Beekeeper Sofiya Shafi is more than willing to take up the mentorship task, because it means she can give other women like her a chance to earn their own living in Kundi. “Now, in the backyard of my family, I have started beekeeping thanks to Apis Agribusiness,” she says. “I feel confident since I have a job and generate income. Last season I harvested 165 kg of honey, and I am expecting more in the coming season. I am coaching other females to have a job in honey production. This means they will have power to manage their money and lives. I like coaching others.”
Now, in the backyard of my family, I have started beekeeping thanks to Apis Agribusiness. I feel confident since I have a job and generate income.Sofiya Shafi, Beekeeper
Girma hopes for more trees, bees, money and honey among Ethiopian communities, in Kundi and beyond. There will be challenges pushing the business forward, he notes. Lately, it’s been a slow process finding the finances for a processing plant to export more honey. Still, it’s important to him to continue the work. He knows what Apis Agribusiness means to its beekeepers.
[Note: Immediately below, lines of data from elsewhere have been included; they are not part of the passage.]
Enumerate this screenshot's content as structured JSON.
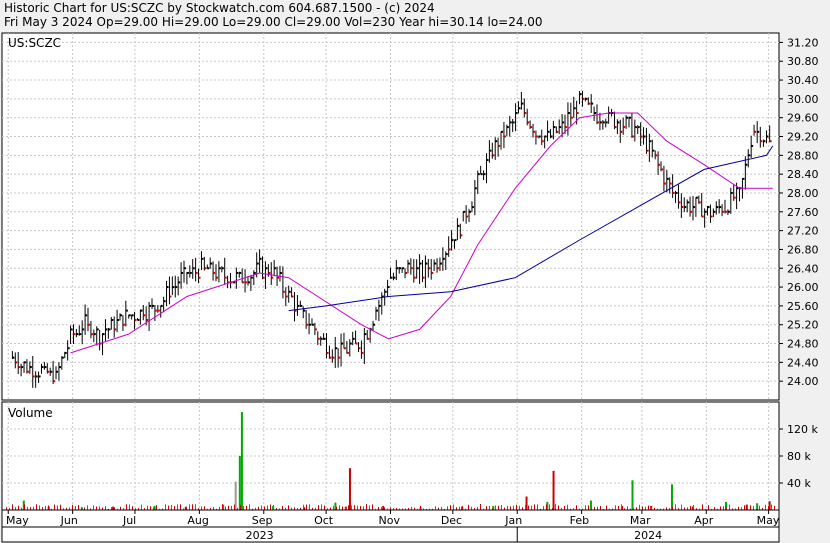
{
  "header": {
    "line1": "Historic Chart for US:SCZC by Stockwatch.com 604.687.1500 - (c) 2024",
    "line2": "Fri May  3 2024   Op=29.00   Hi=29.00   Lo=29.00   Cl=29.00   Vol=230   Year hi=30.14   lo=24.00"
  },
  "colors": {
    "up": "#000000",
    "down": "#cc0000",
    "ma_short": "#cc00cc",
    "ma_long": "#000099",
    "vol_up": "#00aa00",
    "vol_down": "#cc0000",
    "vol_flat": "#999999"
  },
  "chart_data": [
    {
      "type": "ohlc",
      "title": "US:SCZC",
      "ylim": [
        23.6,
        31.4
      ],
      "y_ticks": [
        "31.20",
        "30.80",
        "30.40",
        "30.00",
        "29.60",
        "29.20",
        "28.80",
        "28.40",
        "28.00",
        "27.60",
        "27.20",
        "26.80",
        "26.40",
        "26.00",
        "25.60",
        "25.20",
        "24.80",
        "24.40",
        "24.00"
      ],
      "x_months": [
        "May",
        "Jun",
        "Jul",
        "Aug",
        "Sep",
        "Oct",
        "Nov",
        "Dec",
        "Jan",
        "Feb",
        "Mar",
        "Apr",
        "May"
      ],
      "x_years": [
        "2023",
        "2024"
      ],
      "close_series": [
        [
          "2023-05-03",
          24.5
        ],
        [
          "2023-05-10",
          24.3
        ],
        [
          "2023-05-17",
          24.2
        ],
        [
          "2023-05-24",
          24.1
        ],
        [
          "2023-05-31",
          24.9
        ],
        [
          "2023-06-07",
          25.2
        ],
        [
          "2023-06-14",
          25.0
        ],
        [
          "2023-06-21",
          25.2
        ],
        [
          "2023-06-28",
          25.4
        ],
        [
          "2023-07-05",
          25.5
        ],
        [
          "2023-07-12",
          25.6
        ],
        [
          "2023-07-19",
          26.0
        ],
        [
          "2023-07-26",
          26.3
        ],
        [
          "2023-08-02",
          26.4
        ],
        [
          "2023-08-09",
          26.3
        ],
        [
          "2023-08-16",
          26.2
        ],
        [
          "2023-08-23",
          26.2
        ],
        [
          "2023-08-30",
          26.4
        ],
        [
          "2023-09-06",
          26.3
        ],
        [
          "2023-09-13",
          25.8
        ],
        [
          "2023-09-20",
          25.4
        ],
        [
          "2023-09-27",
          25.0
        ],
        [
          "2023-10-04",
          24.6
        ],
        [
          "2023-10-11",
          24.7
        ],
        [
          "2023-10-18",
          24.8
        ],
        [
          "2023-10-25",
          25.5
        ],
        [
          "2023-11-01",
          26.2
        ],
        [
          "2023-11-08",
          26.4
        ],
        [
          "2023-11-15",
          26.3
        ],
        [
          "2023-11-22",
          26.5
        ],
        [
          "2023-11-29",
          26.9
        ],
        [
          "2023-12-06",
          27.4
        ],
        [
          "2023-12-13",
          28.2
        ],
        [
          "2023-12-20",
          28.9
        ],
        [
          "2023-12-27",
          29.3
        ],
        [
          "2024-01-03",
          29.8
        ],
        [
          "2024-01-10",
          29.3
        ],
        [
          "2024-01-17",
          29.2
        ],
        [
          "2024-01-24",
          29.5
        ],
        [
          "2024-01-31",
          29.9
        ],
        [
          "2024-02-07",
          29.7
        ],
        [
          "2024-02-14",
          29.6
        ],
        [
          "2024-02-21",
          29.5
        ],
        [
          "2024-02-28",
          29.3
        ],
        [
          "2024-03-06",
          28.8
        ],
        [
          "2024-03-13",
          28.2
        ],
        [
          "2024-03-20",
          27.8
        ],
        [
          "2024-03-27",
          27.7
        ],
        [
          "2024-04-03",
          27.6
        ],
        [
          "2024-04-10",
          27.7
        ],
        [
          "2024-04-17",
          28.0
        ],
        [
          "2024-04-24",
          29.4
        ],
        [
          "2024-05-03",
          29.0
        ]
      ],
      "ma_short": [
        [
          "2023-05-31",
          24.6
        ],
        [
          "2023-06-28",
          25.0
        ],
        [
          "2023-07-26",
          25.8
        ],
        [
          "2023-08-30",
          26.3
        ],
        [
          "2023-09-13",
          26.2
        ],
        [
          "2023-09-27",
          25.8
        ],
        [
          "2023-10-18",
          25.2
        ],
        [
          "2023-10-31",
          24.9
        ],
        [
          "2023-11-15",
          25.1
        ],
        [
          "2023-11-30",
          25.8
        ],
        [
          "2023-12-13",
          26.9
        ],
        [
          "2023-12-31",
          28.1
        ],
        [
          "2024-01-17",
          29.0
        ],
        [
          "2024-01-31",
          29.6
        ],
        [
          "2024-02-14",
          29.7
        ],
        [
          "2024-02-28",
          29.7
        ],
        [
          "2024-03-13",
          29.1
        ],
        [
          "2024-03-31",
          28.6
        ],
        [
          "2024-04-17",
          28.1
        ],
        [
          "2024-05-03",
          28.1
        ]
      ],
      "ma_long": [
        [
          "2023-09-13",
          25.5
        ],
        [
          "2023-10-01",
          25.6
        ],
        [
          "2023-10-31",
          25.8
        ],
        [
          "2023-11-30",
          25.9
        ],
        [
          "2023-12-31",
          26.2
        ],
        [
          "2024-01-31",
          27.0
        ],
        [
          "2024-02-28",
          27.7
        ],
        [
          "2024-03-31",
          28.5
        ],
        [
          "2024-04-30",
          28.8
        ],
        [
          "2024-05-03",
          29.0
        ]
      ]
    },
    {
      "type": "bar",
      "title": "Volume",
      "ylim": [
        0,
        160
      ],
      "y_ticks": [
        "120 k",
        "80 k",
        "40 k"
      ],
      "bars_k": [
        [
          "2023-05-08",
          14
        ],
        [
          "2023-05-20",
          5
        ],
        [
          "2023-06-05",
          4
        ],
        [
          "2023-06-20",
          5
        ],
        [
          "2023-07-10",
          6
        ],
        [
          "2023-07-25",
          5
        ],
        [
          "2023-08-12",
          8
        ],
        [
          "2023-08-18",
          42
        ],
        [
          "2023-08-20",
          80
        ],
        [
          "2023-08-21",
          145
        ],
        [
          "2023-09-05",
          6
        ],
        [
          "2023-09-20",
          4
        ],
        [
          "2023-10-05",
          11
        ],
        [
          "2023-10-10",
          5
        ],
        [
          "2023-10-12",
          62
        ],
        [
          "2023-10-28",
          6
        ],
        [
          "2023-11-15",
          4
        ],
        [
          "2023-12-05",
          5
        ],
        [
          "2023-12-20",
          6
        ],
        [
          "2024-01-05",
          20
        ],
        [
          "2024-01-15",
          12
        ],
        [
          "2024-01-18",
          58
        ],
        [
          "2024-02-05",
          14
        ],
        [
          "2024-02-20",
          6
        ],
        [
          "2024-02-25",
          44
        ],
        [
          "2024-03-05",
          6
        ],
        [
          "2024-03-15",
          38
        ],
        [
          "2024-03-25",
          5
        ],
        [
          "2024-04-10",
          12
        ],
        [
          "2024-04-20",
          8
        ],
        [
          "2024-04-25",
          10
        ],
        [
          "2024-05-01",
          13
        ]
      ]
    }
  ]
}
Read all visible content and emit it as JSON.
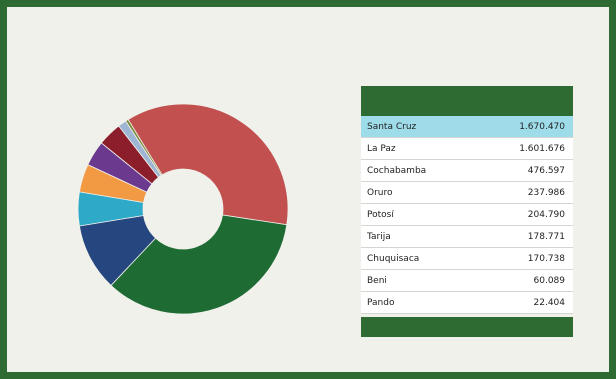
{
  "header": {
    "title": "",
    "subtitle": ""
  },
  "colors": {
    "frame": "#2e6b33",
    "table_header": "#2e6b33",
    "highlight_row": "#9fdcea"
  },
  "chart_data": {
    "type": "pie",
    "donut": true,
    "title": "",
    "slices": [
      {
        "name": "Santa Cruz",
        "value": 1670,
        "color": "#c1504f"
      },
      {
        "name": "La Paz",
        "value": 1600,
        "color": "#1e6b34"
      },
      {
        "name": "Cochabamba",
        "value": 480,
        "color": "#25467f"
      },
      {
        "name": "Oruro",
        "value": 240,
        "color": "#2fa9c8"
      },
      {
        "name": "Potosí",
        "value": 200,
        "color": "#f29a43"
      },
      {
        "name": "Tarija",
        "value": 180,
        "color": "#6b3a8f"
      },
      {
        "name": "Chuquisaca",
        "value": 170,
        "color": "#8b1e2a"
      },
      {
        "name": "Beni",
        "value": 60,
        "color": "#9fb5d4"
      },
      {
        "name": "Pando",
        "value": 20,
        "color": "#7a8a3a"
      }
    ]
  },
  "table": {
    "header_col1": "",
    "header_col2": "",
    "rows": [
      {
        "name": "Santa Cruz",
        "value": "1.670.470",
        "highlight": true
      },
      {
        "name": "La Paz",
        "value": "1.601.676"
      },
      {
        "name": "Cochabamba",
        "value": "476.597"
      },
      {
        "name": "Oruro",
        "value": "237.986"
      },
      {
        "name": "Potosí",
        "value": "204.790"
      },
      {
        "name": "Tarija",
        "value": "178.771"
      },
      {
        "name": "Chuquisaca",
        "value": "170.738"
      },
      {
        "name": "Beni",
        "value": "60.089"
      },
      {
        "name": "Pando",
        "value": "22.404"
      }
    ],
    "total_label": "",
    "total_value": ""
  },
  "footer": {
    "line1": "",
    "line2": ""
  }
}
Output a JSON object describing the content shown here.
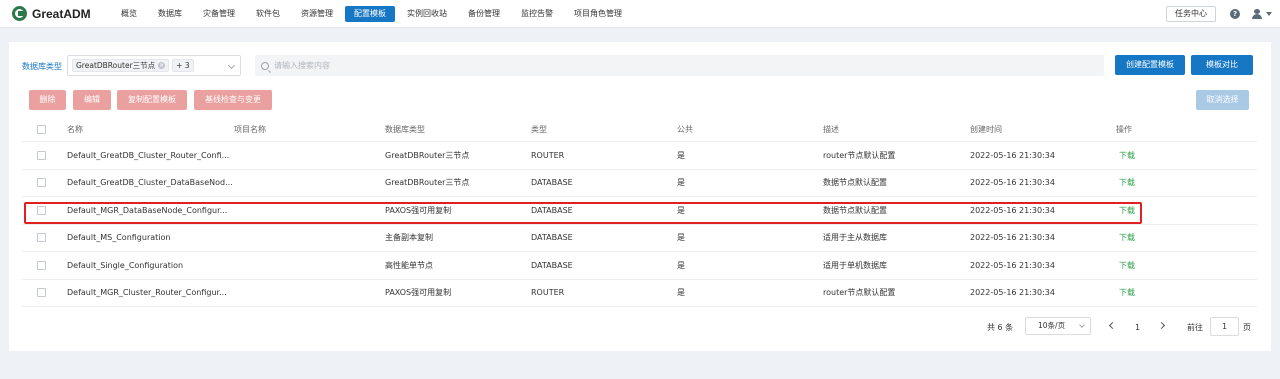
{
  "app": {
    "logo_text": "GreatADM"
  },
  "nav": {
    "items": [
      "概览",
      "数据库",
      "灾备管理",
      "软件包",
      "资源管理",
      "配置模板",
      "实例回收站",
      "备份管理",
      "监控告警",
      "项目角色管理"
    ],
    "active_index": 5
  },
  "top_right": {
    "task_center": "任务中心",
    "help_icon": "?"
  },
  "filter": {
    "label": "数据库类型",
    "selected_tag": "GreatDBRouter三节点",
    "more_tag": "+ 3",
    "search_placeholder": "请输入搜索内容"
  },
  "actions": {
    "create": "创建配置模板",
    "compare": "模板对比",
    "delete": "删除",
    "edit": "编辑",
    "copy": "复制配置模板",
    "baseline": "基线检查与变更",
    "cancel_select": "取消选择"
  },
  "table": {
    "columns": [
      "名称",
      "项目名称",
      "数据库类型",
      "类型",
      "公共",
      "描述",
      "创建时间",
      "操作"
    ],
    "rows": [
      {
        "name": "Default_GreatDB_Cluster_Router_Confi...",
        "project": "",
        "db_type": "GreatDBRouter三节点",
        "type": "ROUTER",
        "public": "是",
        "desc": "router节点默认配置",
        "created": "2022-05-16 21:30:34",
        "op": "下载"
      },
      {
        "name": "Default_GreatDB_Cluster_DataBaseNod...",
        "project": "",
        "db_type": "GreatDBRouter三节点",
        "type": "DATABASE",
        "public": "是",
        "desc": "数据节点默认配置",
        "created": "2022-05-16 21:30:34",
        "op": "下载"
      },
      {
        "name": "Default_MGR_DataBaseNode_Configur...",
        "project": "",
        "db_type": "PAXOS强可用复制",
        "type": "DATABASE",
        "public": "是",
        "desc": "数据节点默认配置",
        "created": "2022-05-16 21:30:34",
        "op": "下载"
      },
      {
        "name": "Default_MS_Configuration",
        "project": "",
        "db_type": "主备副本复制",
        "type": "DATABASE",
        "public": "是",
        "desc": "适用于主从数据库",
        "created": "2022-05-16 21:30:34",
        "op": "下载"
      },
      {
        "name": "Default_Single_Configuration",
        "project": "",
        "db_type": "高性能单节点",
        "type": "DATABASE",
        "public": "是",
        "desc": "适用于单机数据库",
        "created": "2022-05-16 21:30:34",
        "op": "下载"
      },
      {
        "name": "Default_MGR_Cluster_Router_Configur...",
        "project": "",
        "db_type": "PAXOS强可用复制",
        "type": "ROUTER",
        "public": "是",
        "desc": "router节点默认配置",
        "created": "2022-05-16 21:30:34",
        "op": "下载"
      }
    ]
  },
  "pagination": {
    "total_text": "共 6 条",
    "page_size": "10条/页",
    "current_page": "1",
    "goto_label": "前往",
    "goto_value": "1",
    "page_suffix": "页"
  },
  "colors": {
    "accent": "#1677c4",
    "danger_disabled": "#eba0a0",
    "download": "#2aa045",
    "highlight": "#e02020"
  }
}
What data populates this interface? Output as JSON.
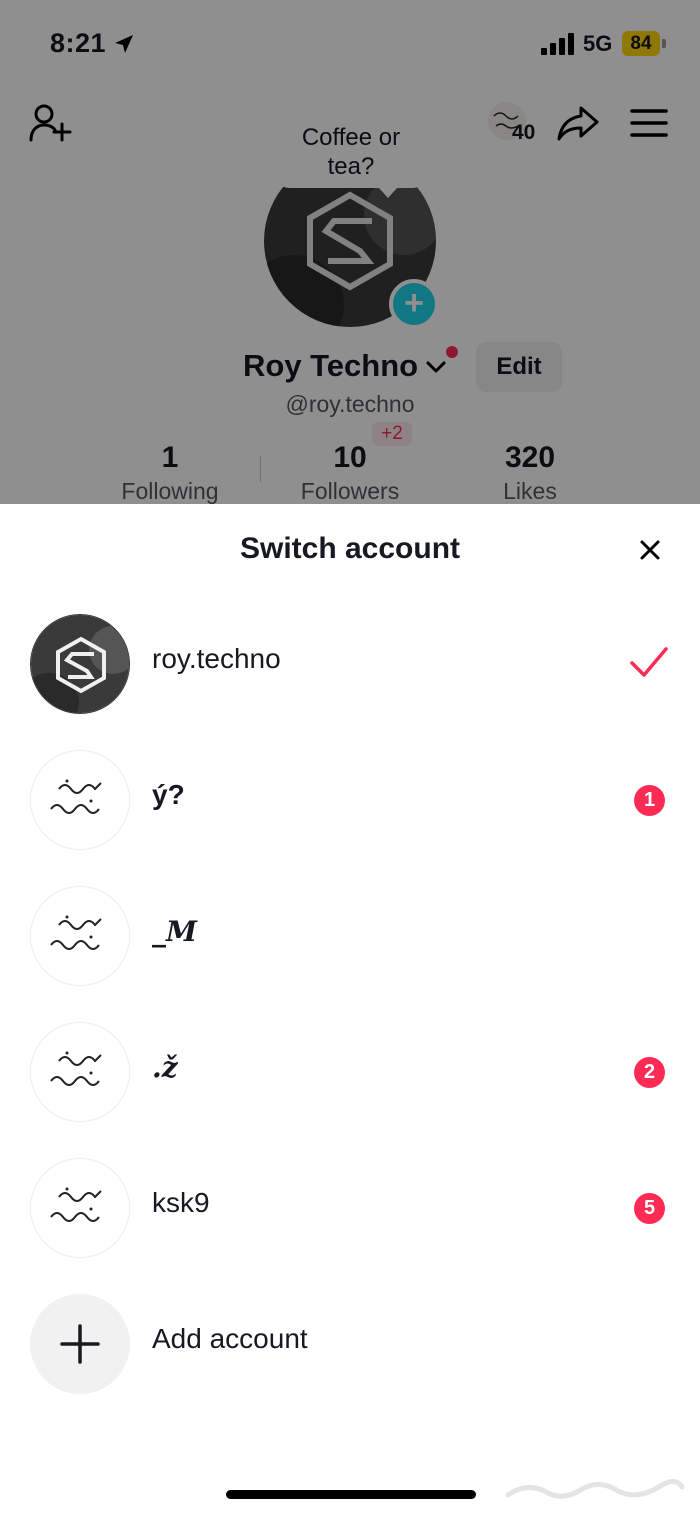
{
  "status_bar": {
    "time": "8:21",
    "network": "5G",
    "battery": "84",
    "battery_color": "#ffd60a"
  },
  "header": {
    "mini_avatar_count": "40"
  },
  "profile": {
    "bubble_text_line1": "Coffee or",
    "bubble_text_line2": "tea?",
    "display_name": "Roy Techno",
    "edit_label": "Edit",
    "handle": "@roy.techno",
    "new_followers": "+2",
    "stats": [
      {
        "value": "1",
        "label": "Following"
      },
      {
        "value": "10",
        "label": "Followers"
      },
      {
        "value": "320",
        "label": "Likes"
      }
    ]
  },
  "sheet": {
    "title": "Switch account",
    "accent_color": "#fe2c55",
    "accounts": [
      {
        "name": "roy.techno",
        "selected": true,
        "badge": ""
      },
      {
        "name": "ý?",
        "selected": false,
        "badge": "1"
      },
      {
        "name": "_𝑴",
        "selected": false,
        "badge": ""
      },
      {
        "name": ".ž",
        "selected": false,
        "badge": "2"
      },
      {
        "name": "ksk9",
        "selected": false,
        "badge": "5"
      }
    ],
    "add_account_label": "Add account"
  },
  "icons": [
    "location-arrow-icon",
    "signal-icon",
    "add-friend-icon",
    "share-icon",
    "menu-icon",
    "plus-icon",
    "chevron-down-icon",
    "close-icon",
    "checkmark-icon"
  ]
}
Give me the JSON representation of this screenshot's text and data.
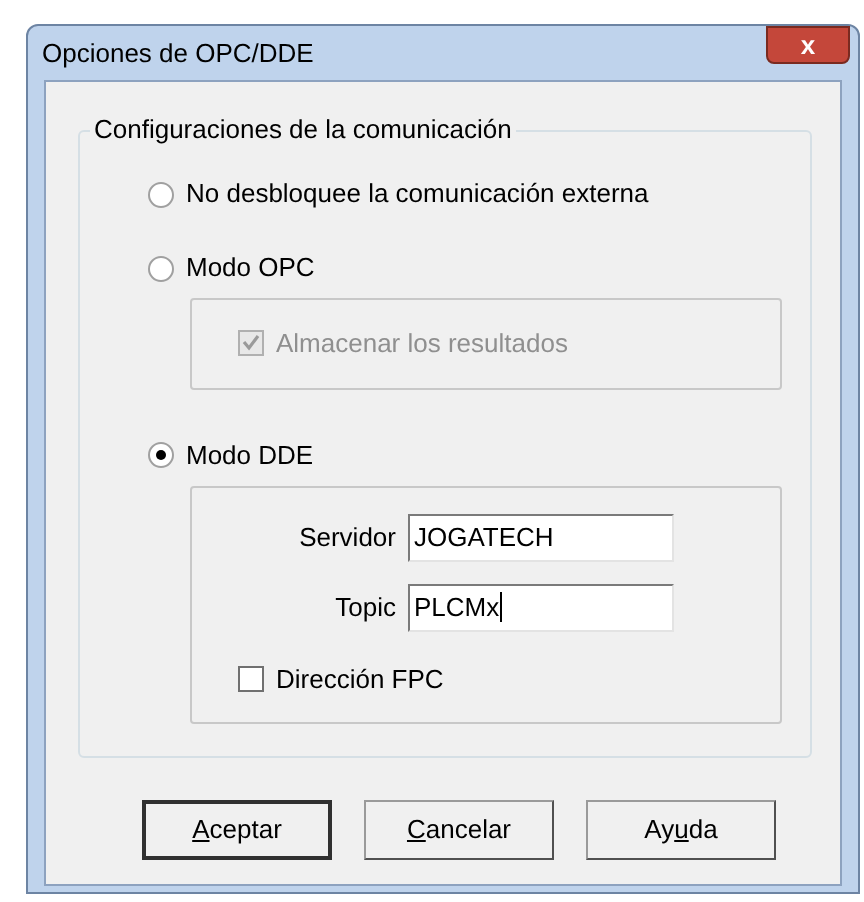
{
  "window": {
    "title": "Opciones de OPC/DDE",
    "close": "x"
  },
  "group": {
    "legend": "Configuraciones de la comunicación"
  },
  "options": [
    {
      "label": "No desbloquee la comunicación externa",
      "selected": false
    },
    {
      "label": "Modo OPC",
      "selected": false,
      "panel": {
        "checkboxes": [
          {
            "label": "Almacenar los resultados",
            "checked": true,
            "disabled": true
          }
        ]
      }
    },
    {
      "label": "Modo DDE",
      "selected": true,
      "panel": {
        "fields": [
          {
            "label": "Servidor",
            "value": "JOGATECH"
          },
          {
            "label": "Topic",
            "value": "PLCMx",
            "focused": true
          }
        ],
        "checkboxes": [
          {
            "label": "Dirección FPC",
            "checked": false,
            "disabled": false
          }
        ]
      }
    }
  ],
  "buttons": [
    {
      "access_key": "A",
      "label_after": "ceptar",
      "default": true
    },
    {
      "access_key": "C",
      "label_after": "ancelar",
      "default": false
    },
    {
      "label_before": "Ay",
      "access_key": "u",
      "label_after": "da",
      "default": false
    }
  ]
}
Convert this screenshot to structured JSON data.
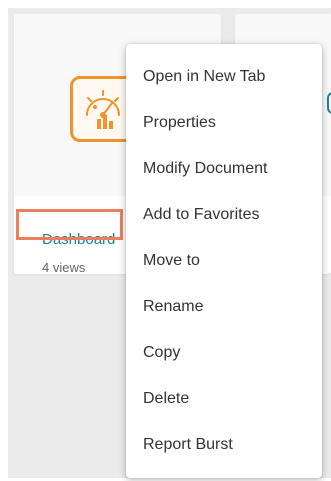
{
  "card": {
    "title": "Dashboard",
    "subtitle": "4 views",
    "icon": "dashboard-app-icon"
  },
  "context_menu": {
    "items": [
      {
        "label": "Open in New Tab"
      },
      {
        "label": "Properties"
      },
      {
        "label": "Modify Document"
      },
      {
        "label": "Add to Favorites"
      },
      {
        "label": "Move to"
      },
      {
        "label": "Rename"
      },
      {
        "label": "Copy"
      },
      {
        "label": "Delete"
      },
      {
        "label": "Report Burst"
      }
    ]
  },
  "colors": {
    "accent_orange": "#f0932b",
    "highlight_border": "#ec7e5f",
    "title_teal": "#1c8396",
    "background_grey": "#ebebeb"
  }
}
Kidane Mamo, the head of a family of five, feels like he has more control over his future after joining Apis Agribusiness as a beekeeper. “For me, beekeeping is the main economic source,” says Mamo. “I can manage it with small capital, on small land.” After acquiring 210 kg of honey from his last harvest, he expects to harvest more than 350 kg this season. Using his income, he plans to set up more beehives and buy a cow. “These advantages of beekeeping solve a big challenge in my life,” he says. “I don’t have land for cropping and animal production. Now, through honey sales, I am able to make money and improve my livelihood. Through this money, I will create assets and improve my life. For me, the future is bright.”